I'm not seeing "damage" here, and certainly not to the transit authority.
9
@2 good point.

I guess whips and chains with a few broken legs would suffice.
10
I'm willing to admit that this kind of graffiti is art, as long as you'll agree with me that removing it is also art. It's almost a kind of -- what's the term? -- anti-art? No?

The creation and destruction of graffiti is a dialog between two poles of the social matrix, representing a dialectic of order and disorder. The work itself is not just art -- the act of making graffiti is performance art. And by the same token, the act of incarcerating graffiti artists is also performance art.

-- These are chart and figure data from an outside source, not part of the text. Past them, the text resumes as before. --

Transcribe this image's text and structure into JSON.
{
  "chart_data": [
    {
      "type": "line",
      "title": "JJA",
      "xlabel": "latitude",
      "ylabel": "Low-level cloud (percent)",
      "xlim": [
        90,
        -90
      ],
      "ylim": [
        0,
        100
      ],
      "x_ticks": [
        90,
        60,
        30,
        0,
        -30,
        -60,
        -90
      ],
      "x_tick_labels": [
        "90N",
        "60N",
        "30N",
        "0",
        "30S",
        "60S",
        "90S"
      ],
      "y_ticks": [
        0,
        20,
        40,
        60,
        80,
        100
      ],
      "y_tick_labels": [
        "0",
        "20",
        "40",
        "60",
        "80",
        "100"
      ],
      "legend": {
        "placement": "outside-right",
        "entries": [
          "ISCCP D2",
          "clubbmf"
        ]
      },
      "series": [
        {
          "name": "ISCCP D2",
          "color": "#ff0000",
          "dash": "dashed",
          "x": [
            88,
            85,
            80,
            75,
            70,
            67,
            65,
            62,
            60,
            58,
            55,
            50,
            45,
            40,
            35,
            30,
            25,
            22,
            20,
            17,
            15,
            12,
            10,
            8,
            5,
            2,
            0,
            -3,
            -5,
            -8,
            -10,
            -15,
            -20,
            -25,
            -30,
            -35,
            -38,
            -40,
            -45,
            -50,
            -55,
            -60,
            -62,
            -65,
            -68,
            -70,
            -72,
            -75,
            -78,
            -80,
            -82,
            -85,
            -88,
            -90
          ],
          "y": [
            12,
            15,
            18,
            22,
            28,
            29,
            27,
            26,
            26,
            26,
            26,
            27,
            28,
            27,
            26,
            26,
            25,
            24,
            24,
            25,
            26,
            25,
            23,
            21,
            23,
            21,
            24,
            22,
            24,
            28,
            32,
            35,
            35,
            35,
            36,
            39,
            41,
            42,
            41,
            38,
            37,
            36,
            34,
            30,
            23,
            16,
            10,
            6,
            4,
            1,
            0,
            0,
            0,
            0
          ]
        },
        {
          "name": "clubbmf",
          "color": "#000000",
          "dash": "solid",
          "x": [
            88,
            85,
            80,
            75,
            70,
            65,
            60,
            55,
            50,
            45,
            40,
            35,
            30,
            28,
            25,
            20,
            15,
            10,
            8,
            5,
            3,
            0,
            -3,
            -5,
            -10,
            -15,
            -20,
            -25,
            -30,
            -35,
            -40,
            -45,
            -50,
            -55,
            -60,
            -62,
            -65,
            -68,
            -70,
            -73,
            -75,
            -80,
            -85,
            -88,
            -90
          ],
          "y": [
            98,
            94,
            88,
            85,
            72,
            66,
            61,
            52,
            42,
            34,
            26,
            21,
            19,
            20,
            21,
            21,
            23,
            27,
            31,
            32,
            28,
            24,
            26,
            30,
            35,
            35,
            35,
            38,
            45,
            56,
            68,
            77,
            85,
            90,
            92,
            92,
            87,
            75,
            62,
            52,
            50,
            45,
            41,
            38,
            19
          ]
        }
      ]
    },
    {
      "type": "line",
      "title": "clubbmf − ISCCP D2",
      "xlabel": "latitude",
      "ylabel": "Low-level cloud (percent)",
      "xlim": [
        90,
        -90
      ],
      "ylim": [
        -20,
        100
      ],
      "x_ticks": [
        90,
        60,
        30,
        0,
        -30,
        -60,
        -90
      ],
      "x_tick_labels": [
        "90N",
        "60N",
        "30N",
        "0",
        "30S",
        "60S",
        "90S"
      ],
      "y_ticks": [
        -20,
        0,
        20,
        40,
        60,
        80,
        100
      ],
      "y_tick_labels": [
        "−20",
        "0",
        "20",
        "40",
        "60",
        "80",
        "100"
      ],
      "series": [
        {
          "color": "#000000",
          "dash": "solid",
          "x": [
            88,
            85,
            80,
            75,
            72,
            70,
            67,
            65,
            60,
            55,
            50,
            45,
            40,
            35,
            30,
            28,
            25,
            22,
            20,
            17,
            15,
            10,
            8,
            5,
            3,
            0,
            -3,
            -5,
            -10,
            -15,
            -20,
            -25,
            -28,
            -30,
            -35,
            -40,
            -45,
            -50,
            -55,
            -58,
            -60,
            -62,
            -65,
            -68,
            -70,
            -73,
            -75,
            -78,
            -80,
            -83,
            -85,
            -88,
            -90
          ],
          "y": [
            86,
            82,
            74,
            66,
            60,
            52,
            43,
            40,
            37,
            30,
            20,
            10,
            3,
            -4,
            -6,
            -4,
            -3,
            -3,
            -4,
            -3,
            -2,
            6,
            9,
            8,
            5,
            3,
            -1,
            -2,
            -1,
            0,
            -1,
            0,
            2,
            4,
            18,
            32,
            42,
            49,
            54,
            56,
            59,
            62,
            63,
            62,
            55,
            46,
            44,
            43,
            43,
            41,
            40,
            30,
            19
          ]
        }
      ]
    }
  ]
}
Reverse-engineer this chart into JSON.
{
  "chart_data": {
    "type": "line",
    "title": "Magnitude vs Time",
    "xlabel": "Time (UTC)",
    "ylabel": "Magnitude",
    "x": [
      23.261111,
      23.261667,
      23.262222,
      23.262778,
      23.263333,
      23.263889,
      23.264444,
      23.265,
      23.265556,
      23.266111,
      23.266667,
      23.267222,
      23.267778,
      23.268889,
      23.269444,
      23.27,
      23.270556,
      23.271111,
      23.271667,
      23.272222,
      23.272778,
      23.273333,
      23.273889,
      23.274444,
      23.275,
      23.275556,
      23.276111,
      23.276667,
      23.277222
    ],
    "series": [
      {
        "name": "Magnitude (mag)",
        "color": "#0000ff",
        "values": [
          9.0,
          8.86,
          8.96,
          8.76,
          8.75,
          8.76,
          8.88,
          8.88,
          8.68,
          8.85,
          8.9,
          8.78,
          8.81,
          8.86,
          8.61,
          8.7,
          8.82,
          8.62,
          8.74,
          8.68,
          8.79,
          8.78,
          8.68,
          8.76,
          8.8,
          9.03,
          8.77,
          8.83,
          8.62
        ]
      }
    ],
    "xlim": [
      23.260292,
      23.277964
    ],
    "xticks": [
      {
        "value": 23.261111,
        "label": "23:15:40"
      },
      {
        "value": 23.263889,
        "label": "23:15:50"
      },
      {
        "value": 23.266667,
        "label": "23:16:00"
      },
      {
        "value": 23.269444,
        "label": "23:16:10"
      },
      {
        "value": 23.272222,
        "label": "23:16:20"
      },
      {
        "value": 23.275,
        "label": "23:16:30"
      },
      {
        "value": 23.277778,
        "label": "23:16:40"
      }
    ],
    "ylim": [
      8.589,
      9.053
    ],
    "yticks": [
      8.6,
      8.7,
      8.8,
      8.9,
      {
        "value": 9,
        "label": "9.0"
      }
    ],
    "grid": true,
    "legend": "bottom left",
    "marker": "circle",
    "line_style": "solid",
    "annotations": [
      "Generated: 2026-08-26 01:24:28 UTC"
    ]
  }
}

One of the ways that the act of creating graffiti gains its emotional impact is the necessary unwillingness of the owners of part of the medium -- the wall or whatever -- to participate in the creation of the art. Without the illicit appropriation of the medium, it wouldn't mean what it means.

Similarly, the unwillingness of the artist to be confined in a cell is intrinsic in the power of the statement made in the performance of the imprisonment art. The legality of the proceedings and the resistance of the "victim" (for who is the real victim, the viewer must ask?) in the performance makes it mean what it means.
11
@1: No, that's what you do with Blackwater employees.

If I lived in LA, I'd cover the whole concrete depressive ugliness of it in Dayglo.
12
Why is the US Army Corps of Engineers spending 1.3 million to clean up a concrete wall that no one cares about? Isn't the Corps of Engineers who are helping to clean up the gulf and other disasters? That 1.3 million could be used for far more important causes.
13
I love how a post about graff gets more comments than a "real" art post almost ever doe,but from a bunch of people who have never ever done it.Just sayin it kinda makes you think about the importance of the medium to say the least.And who it reaches and effects alot more than a gallery and vice vesra.Which is why I feel the two should not mesh and the same goes with main stream society because they just will never get it beacuse it is against the law and don't make any money unlike WAR.